Amazon Exec Kilar Named CEO of News Corp./NBC Online Venture
Stressing their focus on consumer-friendly design, NBC and News Corp. named Amazon executive Jason Kilar to head their new online video venture. Kilar joins the company July 9 as Chief Executive Officer and will report to its board, including NBC Universal President/CEO Jeff Zucker and News Corp. President/COO Peter Chernin.
The yet unnamed venture, or "Newco" as it's most often called, is being designed by the companies as both an ad-supported destination for aggregated TV and film content, and a syndication business that will distribute that content to partners. Kilar, an Amazon veteran of nearly a decade whose biggest contribution was adding DVD sales to the company's business, was the right fit for Newco because of his understanding of user-friendly web design, said both Zucker and Chernin in a conference call.
"We don't want this to be big media's attempt at a digital business," said Chernin. With the venture, NBC and News Corp. are largely aiming to ensure that Google’s YouTube does not have a stronghold on monetizing online video. "We want this to be a standalone digital business and we think it's critical that we bring in a leader who comes from that background."
Kilar, also on the conference call, said News Corp. and NBC were "ferociously" committed to Newco and that his goal was "to create a great customer experience truly worth of remark."
He takes the reins from NBCU's Chief Digital Officer George Kliavkoff, who had been leading the company while the board searched for a permanent CEO.

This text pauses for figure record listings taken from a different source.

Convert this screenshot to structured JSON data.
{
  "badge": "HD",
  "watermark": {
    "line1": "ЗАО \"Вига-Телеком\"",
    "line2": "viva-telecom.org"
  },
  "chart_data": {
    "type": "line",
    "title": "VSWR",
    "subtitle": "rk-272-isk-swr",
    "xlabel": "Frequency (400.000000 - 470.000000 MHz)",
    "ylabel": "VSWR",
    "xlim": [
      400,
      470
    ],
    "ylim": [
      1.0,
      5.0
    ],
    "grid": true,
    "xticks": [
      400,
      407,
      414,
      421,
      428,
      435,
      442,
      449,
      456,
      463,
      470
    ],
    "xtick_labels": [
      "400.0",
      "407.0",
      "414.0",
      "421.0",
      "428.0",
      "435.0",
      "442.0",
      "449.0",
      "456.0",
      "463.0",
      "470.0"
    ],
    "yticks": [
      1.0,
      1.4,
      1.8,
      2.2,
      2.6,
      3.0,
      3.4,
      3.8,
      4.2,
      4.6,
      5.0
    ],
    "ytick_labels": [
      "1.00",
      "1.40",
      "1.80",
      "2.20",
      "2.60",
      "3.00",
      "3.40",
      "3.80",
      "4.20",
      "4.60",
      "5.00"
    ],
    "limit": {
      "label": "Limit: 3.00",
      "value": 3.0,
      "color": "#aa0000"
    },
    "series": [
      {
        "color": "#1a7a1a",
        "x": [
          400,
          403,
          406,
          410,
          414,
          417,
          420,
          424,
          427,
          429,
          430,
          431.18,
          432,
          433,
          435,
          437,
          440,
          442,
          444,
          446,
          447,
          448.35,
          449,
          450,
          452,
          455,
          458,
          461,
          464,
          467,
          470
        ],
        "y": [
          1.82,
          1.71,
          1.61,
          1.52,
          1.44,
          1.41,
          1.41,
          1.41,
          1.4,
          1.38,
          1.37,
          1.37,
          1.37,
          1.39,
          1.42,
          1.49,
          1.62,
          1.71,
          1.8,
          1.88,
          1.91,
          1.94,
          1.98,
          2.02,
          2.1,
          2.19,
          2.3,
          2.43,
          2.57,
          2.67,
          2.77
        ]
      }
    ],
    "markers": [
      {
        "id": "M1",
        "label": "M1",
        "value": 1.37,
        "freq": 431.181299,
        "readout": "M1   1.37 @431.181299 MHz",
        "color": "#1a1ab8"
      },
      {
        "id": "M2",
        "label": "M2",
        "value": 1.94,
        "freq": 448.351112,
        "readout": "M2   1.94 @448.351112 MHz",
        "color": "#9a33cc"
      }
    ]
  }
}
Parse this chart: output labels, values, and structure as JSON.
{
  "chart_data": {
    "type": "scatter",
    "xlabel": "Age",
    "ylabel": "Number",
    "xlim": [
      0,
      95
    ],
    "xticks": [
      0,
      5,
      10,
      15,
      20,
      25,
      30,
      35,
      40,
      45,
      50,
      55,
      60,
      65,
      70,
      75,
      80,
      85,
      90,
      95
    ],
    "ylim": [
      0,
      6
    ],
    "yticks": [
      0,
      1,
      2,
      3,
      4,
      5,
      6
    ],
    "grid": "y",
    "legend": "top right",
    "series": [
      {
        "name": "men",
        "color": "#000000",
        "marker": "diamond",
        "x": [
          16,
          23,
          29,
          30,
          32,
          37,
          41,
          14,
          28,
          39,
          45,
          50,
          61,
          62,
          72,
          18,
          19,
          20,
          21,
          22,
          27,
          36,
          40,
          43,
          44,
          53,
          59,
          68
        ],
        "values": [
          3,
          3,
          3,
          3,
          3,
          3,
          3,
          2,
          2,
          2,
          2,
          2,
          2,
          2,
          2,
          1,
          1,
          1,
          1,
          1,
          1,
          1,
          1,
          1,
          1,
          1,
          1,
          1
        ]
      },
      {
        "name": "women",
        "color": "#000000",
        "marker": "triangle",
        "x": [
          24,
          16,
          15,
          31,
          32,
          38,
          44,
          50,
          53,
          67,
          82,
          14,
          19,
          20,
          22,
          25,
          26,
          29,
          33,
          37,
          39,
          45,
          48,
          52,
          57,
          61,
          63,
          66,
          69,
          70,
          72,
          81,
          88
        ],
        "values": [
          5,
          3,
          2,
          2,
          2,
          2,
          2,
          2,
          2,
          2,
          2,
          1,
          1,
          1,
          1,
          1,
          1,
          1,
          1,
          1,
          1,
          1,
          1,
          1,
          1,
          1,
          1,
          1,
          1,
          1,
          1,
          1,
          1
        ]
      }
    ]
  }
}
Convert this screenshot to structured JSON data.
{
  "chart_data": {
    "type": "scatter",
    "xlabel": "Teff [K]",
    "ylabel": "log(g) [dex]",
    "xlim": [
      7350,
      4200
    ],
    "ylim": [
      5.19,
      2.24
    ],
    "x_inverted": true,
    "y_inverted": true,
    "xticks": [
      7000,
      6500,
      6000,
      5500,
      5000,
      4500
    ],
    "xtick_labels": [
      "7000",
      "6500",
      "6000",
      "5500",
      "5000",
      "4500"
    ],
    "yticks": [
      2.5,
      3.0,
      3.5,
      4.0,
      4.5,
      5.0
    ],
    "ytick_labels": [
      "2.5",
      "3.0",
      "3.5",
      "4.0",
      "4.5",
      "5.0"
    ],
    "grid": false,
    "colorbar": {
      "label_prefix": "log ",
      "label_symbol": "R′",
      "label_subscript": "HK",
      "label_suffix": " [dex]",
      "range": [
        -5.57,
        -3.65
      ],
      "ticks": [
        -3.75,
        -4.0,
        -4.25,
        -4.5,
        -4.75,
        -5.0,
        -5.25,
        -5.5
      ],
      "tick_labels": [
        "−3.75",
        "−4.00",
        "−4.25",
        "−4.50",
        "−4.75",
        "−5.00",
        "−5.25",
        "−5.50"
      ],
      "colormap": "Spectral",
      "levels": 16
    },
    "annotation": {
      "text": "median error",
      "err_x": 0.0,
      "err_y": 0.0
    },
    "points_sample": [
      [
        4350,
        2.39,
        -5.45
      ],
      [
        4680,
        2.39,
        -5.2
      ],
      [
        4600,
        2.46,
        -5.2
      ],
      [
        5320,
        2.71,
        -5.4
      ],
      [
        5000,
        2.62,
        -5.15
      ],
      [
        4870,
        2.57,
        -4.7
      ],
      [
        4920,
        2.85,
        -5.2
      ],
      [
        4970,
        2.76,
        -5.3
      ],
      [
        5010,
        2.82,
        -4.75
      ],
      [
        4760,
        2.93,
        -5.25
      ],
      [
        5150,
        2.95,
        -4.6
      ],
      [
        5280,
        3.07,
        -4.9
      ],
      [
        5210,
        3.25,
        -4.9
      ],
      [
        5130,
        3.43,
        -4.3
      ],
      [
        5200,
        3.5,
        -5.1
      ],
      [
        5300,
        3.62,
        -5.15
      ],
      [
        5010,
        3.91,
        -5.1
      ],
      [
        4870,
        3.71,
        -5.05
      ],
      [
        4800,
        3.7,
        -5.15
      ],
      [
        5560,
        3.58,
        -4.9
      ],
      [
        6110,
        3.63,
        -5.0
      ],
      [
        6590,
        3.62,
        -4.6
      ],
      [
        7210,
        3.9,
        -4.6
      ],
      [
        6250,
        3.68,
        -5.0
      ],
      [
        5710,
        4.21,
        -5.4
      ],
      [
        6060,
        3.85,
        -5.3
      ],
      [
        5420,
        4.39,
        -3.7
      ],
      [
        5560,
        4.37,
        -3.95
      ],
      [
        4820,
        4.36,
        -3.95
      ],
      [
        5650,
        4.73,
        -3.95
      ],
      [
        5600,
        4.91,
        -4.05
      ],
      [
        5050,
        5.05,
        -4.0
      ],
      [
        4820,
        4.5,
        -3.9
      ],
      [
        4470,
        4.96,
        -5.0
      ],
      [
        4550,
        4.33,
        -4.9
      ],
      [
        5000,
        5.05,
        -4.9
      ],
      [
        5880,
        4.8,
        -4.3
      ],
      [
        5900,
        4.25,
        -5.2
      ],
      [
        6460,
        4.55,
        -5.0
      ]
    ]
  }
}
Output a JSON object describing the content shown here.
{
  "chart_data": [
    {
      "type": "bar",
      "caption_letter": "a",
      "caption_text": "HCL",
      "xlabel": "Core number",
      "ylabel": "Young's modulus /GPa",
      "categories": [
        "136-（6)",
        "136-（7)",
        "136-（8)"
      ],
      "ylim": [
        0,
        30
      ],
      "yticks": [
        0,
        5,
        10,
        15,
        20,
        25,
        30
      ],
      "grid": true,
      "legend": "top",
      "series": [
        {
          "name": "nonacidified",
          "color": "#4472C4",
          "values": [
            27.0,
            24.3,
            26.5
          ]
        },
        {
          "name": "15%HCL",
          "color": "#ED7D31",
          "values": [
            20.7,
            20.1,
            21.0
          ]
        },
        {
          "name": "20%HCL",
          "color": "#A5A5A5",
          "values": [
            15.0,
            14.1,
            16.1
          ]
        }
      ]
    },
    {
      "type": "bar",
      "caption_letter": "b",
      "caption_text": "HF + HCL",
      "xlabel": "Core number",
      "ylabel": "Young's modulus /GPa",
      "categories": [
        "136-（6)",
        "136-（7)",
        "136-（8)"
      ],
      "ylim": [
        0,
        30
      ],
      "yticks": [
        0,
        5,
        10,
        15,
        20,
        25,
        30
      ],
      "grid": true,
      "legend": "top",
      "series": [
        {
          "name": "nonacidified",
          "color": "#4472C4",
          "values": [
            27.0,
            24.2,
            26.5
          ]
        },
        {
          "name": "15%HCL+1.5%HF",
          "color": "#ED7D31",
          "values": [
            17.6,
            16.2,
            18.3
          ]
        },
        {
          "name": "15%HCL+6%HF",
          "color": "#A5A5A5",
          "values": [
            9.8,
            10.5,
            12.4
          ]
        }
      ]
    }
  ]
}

After a two-year stint at Disney, Kilar spent from 1996 to 2007 at Amazon, where he introduced sales of DVDs to the online book retailer. Eventually rising to Vice President/General Manager of the company's North American media businesses, Kilar's relevant experience to Newco includes his successful negotiations with Hollywood studios for the rights to sell their content and it online. He was ultimately Senior VP, Worldwide Application Software.
Given his background, Kilar's initial duties will likely include signing more and bigger content partners than the smaller cable networks that have agreed to let Newco distribute their programming. The venture, announced by the two companies in March, is being readied for a September launch with the stated goal of creating the “largest Internet video distribution network ever assembled." With distribution partners that include Time Warner’s AOL, Microsoft’s MSN, News Corp.’s MySpace and Yahoo!, NBC and News Corp. press materials say the content will reach "98 percent of the monthly U.S. unique users on the Internet." Content partners now include Comcast's E!, Style Network and G4, as well as Oxygen, Sundance and the News Corp-owned Speed and Fuel TV .
Newco has hired about 30 people so far and began moving operations into new offices this week, said Chernin. NBC and News Corp. sold its inventory during the upfront that just wrapped.
NBC and News Corp. initially hatched plans for the venture amidst industry talk that they and other major content owners like Viacom and its corporate sister CBS were floating plans to begin a "YouTube killer" that would stop to online video behemoth from cornering the market.
Those talks never led to anything concrete because the partners could never agree on specifics regarding revenue sharing and whose content would be most prominently displayed at any given time.
Right now, News Corp. and NBC are "in lockstep" over major decisions, Chernin said on Wednesday's conference call. He called Newco the "single smoothest part of my life right now" and "about as easy and straightforward as anything I've worked on in an awful long time."